Could you identify which part of the training is the speed bottleneck? If collecting online trajectories is the bottleneck, one possibility is to check if it is possible to collect trajectories with multiple threads in parallel. In current implementation, I believe data collection is done through single thread in the main process alone.

Bohemianc commented 1 month ago

Hi there,

Thanks for the suggestion on parallel data collection.

By the way, I've noticed a potential issue with the timeout parameter in here. It seems the timeout isn't being set correctly, which could default to 10 minutes and cause errors on slower hardware.

Here's the corrected line:

accelerator = Accelerator(kwargs_handlers=[InitProcessGroupKwargs(timeout=timedelta(seconds=1800))])

This should set the NCCL timeout as intended. Hope this helps.

ggbondcxl commented 1 month ago

Hi,

Thanks for your interest in our work. Our experiments on Mistral 7B are carried out using 2x80GB A100.

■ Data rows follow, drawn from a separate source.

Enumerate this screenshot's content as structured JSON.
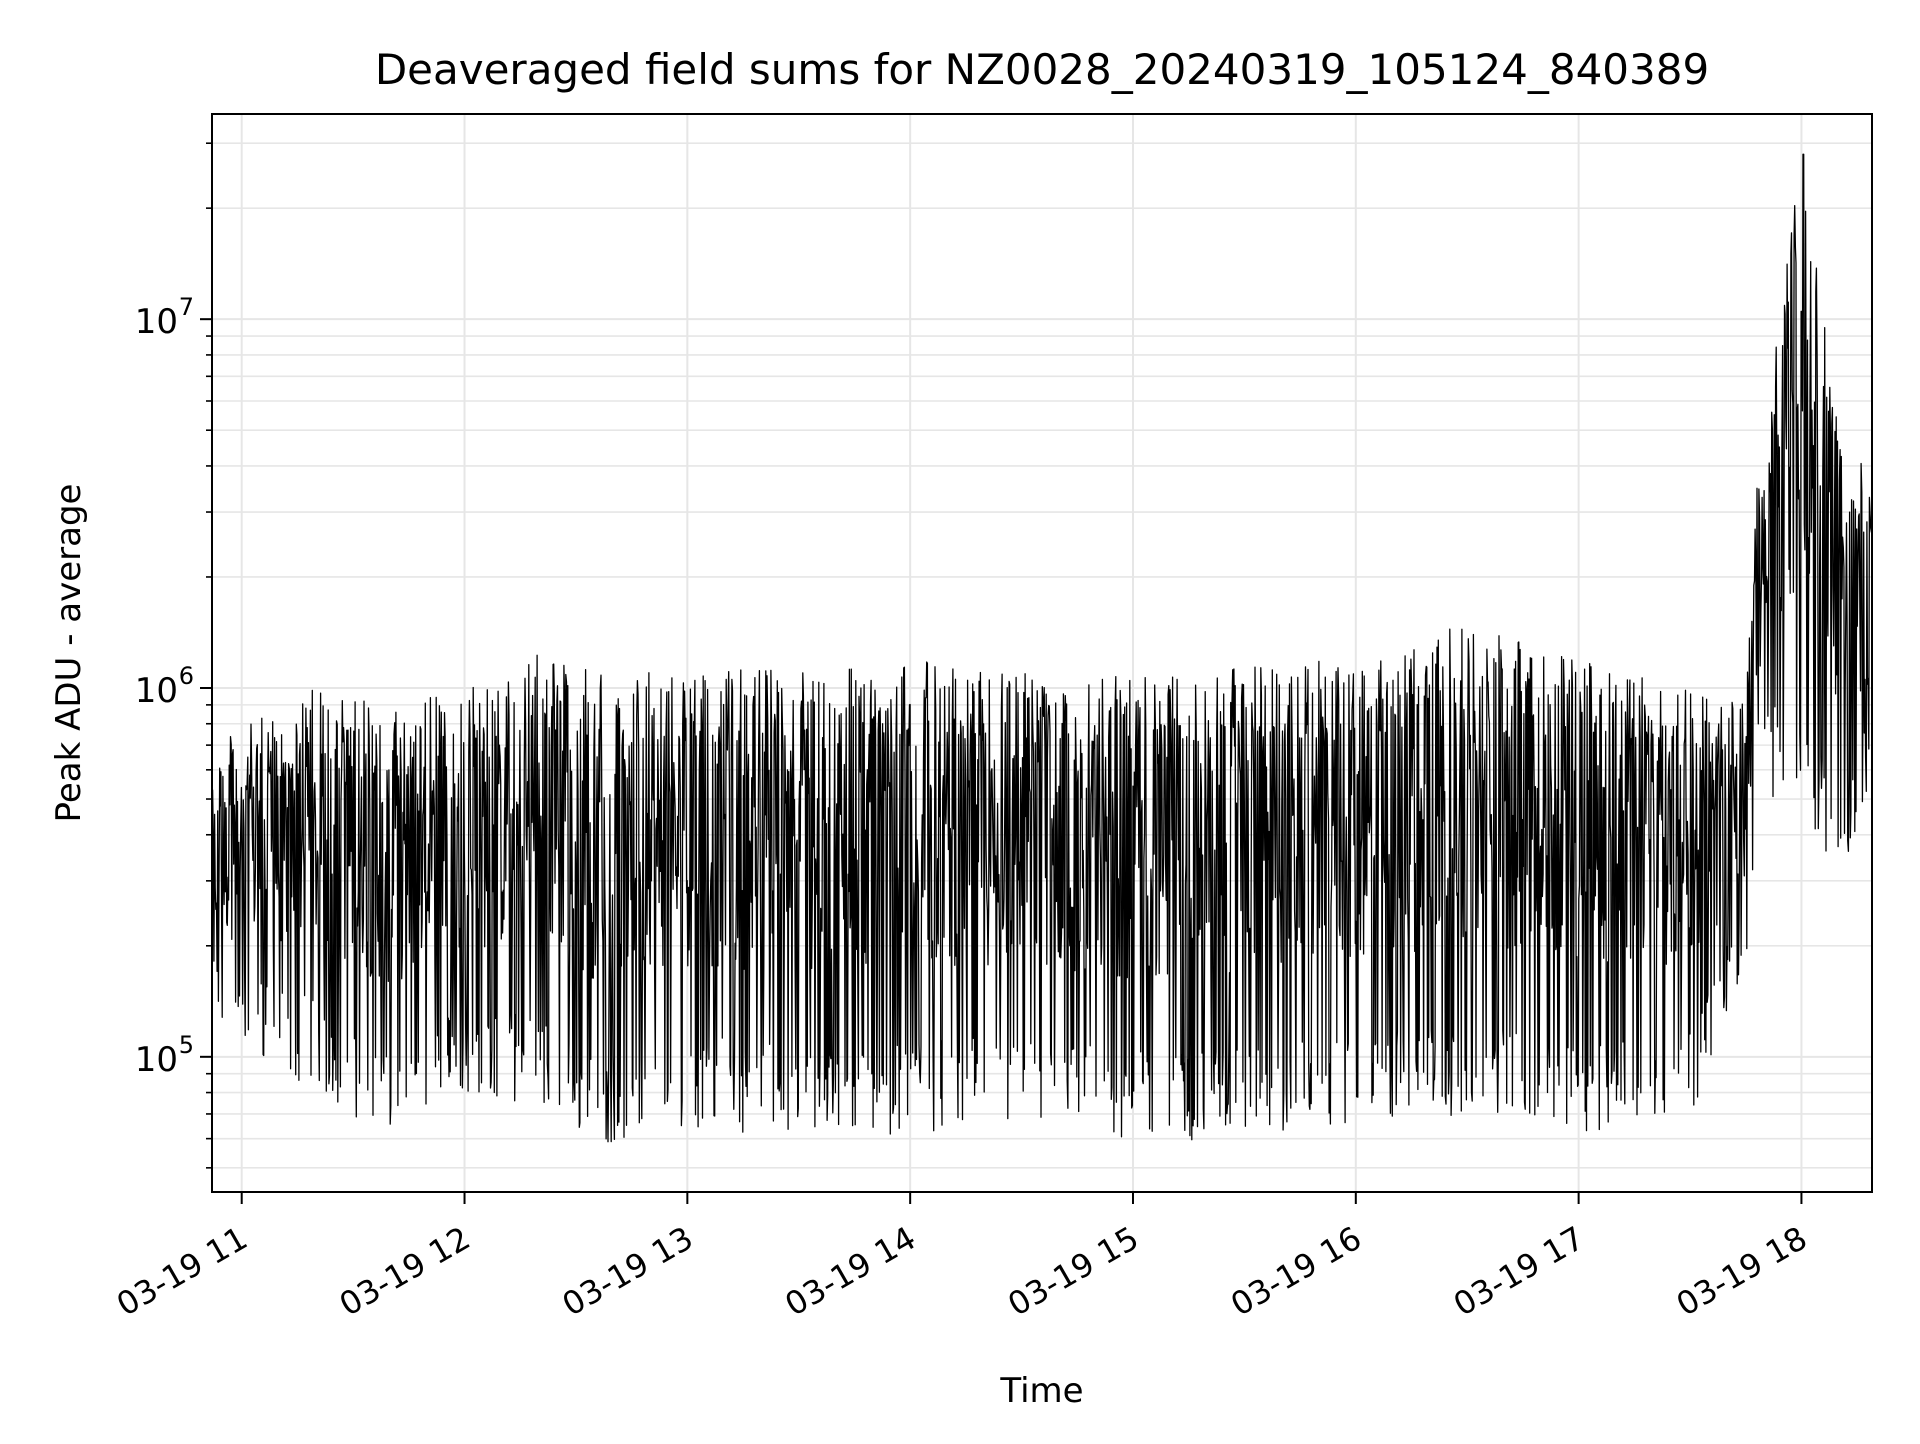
{
  "chart_data": {
    "type": "line",
    "title": "Deaveraged field sums for NZ0028_20240319_105124_840389",
    "xlabel": "Time",
    "ylabel": "Peak ADU - average",
    "x_range": [
      "2024-03-19 10:52",
      "2024-03-19 18:19"
    ],
    "y_scale": "log",
    "ylim": [
      43000,
      36000000
    ],
    "grid": true,
    "line_color": "#000000",
    "x_ticks": [
      {
        "t": "2024-03-19 11:00",
        "label": "03-19 11"
      },
      {
        "t": "2024-03-19 12:00",
        "label": "03-19 12"
      },
      {
        "t": "2024-03-19 13:00",
        "label": "03-19 13"
      },
      {
        "t": "2024-03-19 14:00",
        "label": "03-19 14"
      },
      {
        "t": "2024-03-19 15:00",
        "label": "03-19 15"
      },
      {
        "t": "2024-03-19 16:00",
        "label": "03-19 16"
      },
      {
        "t": "2024-03-19 17:00",
        "label": "03-19 17"
      },
      {
        "t": "2024-03-19 18:00",
        "label": "03-19 18"
      }
    ],
    "y_ticks": [
      {
        "v": 100000,
        "label": "10",
        "exp": "5"
      },
      {
        "v": 1000000,
        "label": "10",
        "exp": "6"
      },
      {
        "v": 10000000,
        "label": "10",
        "exp": "7"
      }
    ],
    "series": [
      {
        "envelope": [
          {
            "t": "2024-03-19 10:52",
            "low": 110000,
            "high": 700000
          },
          {
            "t": "2024-03-19 11:20",
            "low": 80000,
            "high": 1000000
          },
          {
            "t": "2024-03-19 11:40",
            "low": 60000,
            "high": 900000
          },
          {
            "t": "2024-03-19 12:00",
            "low": 80000,
            "high": 1000000
          },
          {
            "t": "2024-03-19 12:25",
            "low": 70000,
            "high": 1300000
          },
          {
            "t": "2024-03-19 12:35",
            "low": 57000,
            "high": 1100000
          },
          {
            "t": "2024-03-19 13:00",
            "low": 65000,
            "high": 1100000
          },
          {
            "t": "2024-03-19 13:30",
            "low": 60000,
            "high": 1150000
          },
          {
            "t": "2024-03-19 14:00",
            "low": 62000,
            "high": 1200000
          },
          {
            "t": "2024-03-19 14:30",
            "low": 65000,
            "high": 1150000
          },
          {
            "t": "2024-03-19 15:00",
            "low": 58000,
            "high": 1100000
          },
          {
            "t": "2024-03-19 15:30",
            "low": 60000,
            "high": 1150000
          },
          {
            "t": "2024-03-19 16:00",
            "low": 65000,
            "high": 1200000
          },
          {
            "t": "2024-03-19 16:30",
            "low": 70000,
            "high": 1500000
          },
          {
            "t": "2024-03-19 17:00",
            "low": 62000,
            "high": 1200000
          },
          {
            "t": "2024-03-19 17:30",
            "low": 70000,
            "high": 1000000
          },
          {
            "t": "2024-03-19 17:45",
            "low": 150000,
            "high": 900000
          },
          {
            "t": "2024-03-19 17:48",
            "low": 500000,
            "high": 3800000
          },
          {
            "t": "2024-03-19 18:00",
            "low": 500000,
            "high": 28000000
          },
          {
            "t": "2024-03-19 18:10",
            "low": 280000,
            "high": 5000000
          },
          {
            "t": "2024-03-19 18:19",
            "low": 500000,
            "high": 4000000
          }
        ]
      }
    ]
  }
}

Could you identify which part of the training is the speed bottleneck? If collecting online trajectories is the bottleneck, one possibility is to check if it is possible to collect trajectories with multiple threads in parallel. In current implementation, I believe data collection is done through single thread in the main process alone.

Can I know how long it would take to complete the training with two A100 80Gs in the current situation?

ggbondcxl commented 1 month ago

As well as found that after I downloaded yesterday, it prompted a problem with the tokenizer, I wonder if it's due to a problem with the AutoTokenizer. 截屏2024-07-25 15 35 02

YifeiZhou02 commented 1 month ago

Thanks for your interest. The result in the paper is done through 2 days of training on 2xA100 80G. Would you like to provide what's the error message for AutoTokenizer? It seems to be working fine by the time when I reproduced the result 6 months ago.

Also thanks for correcting the code for setting the thread timeouts!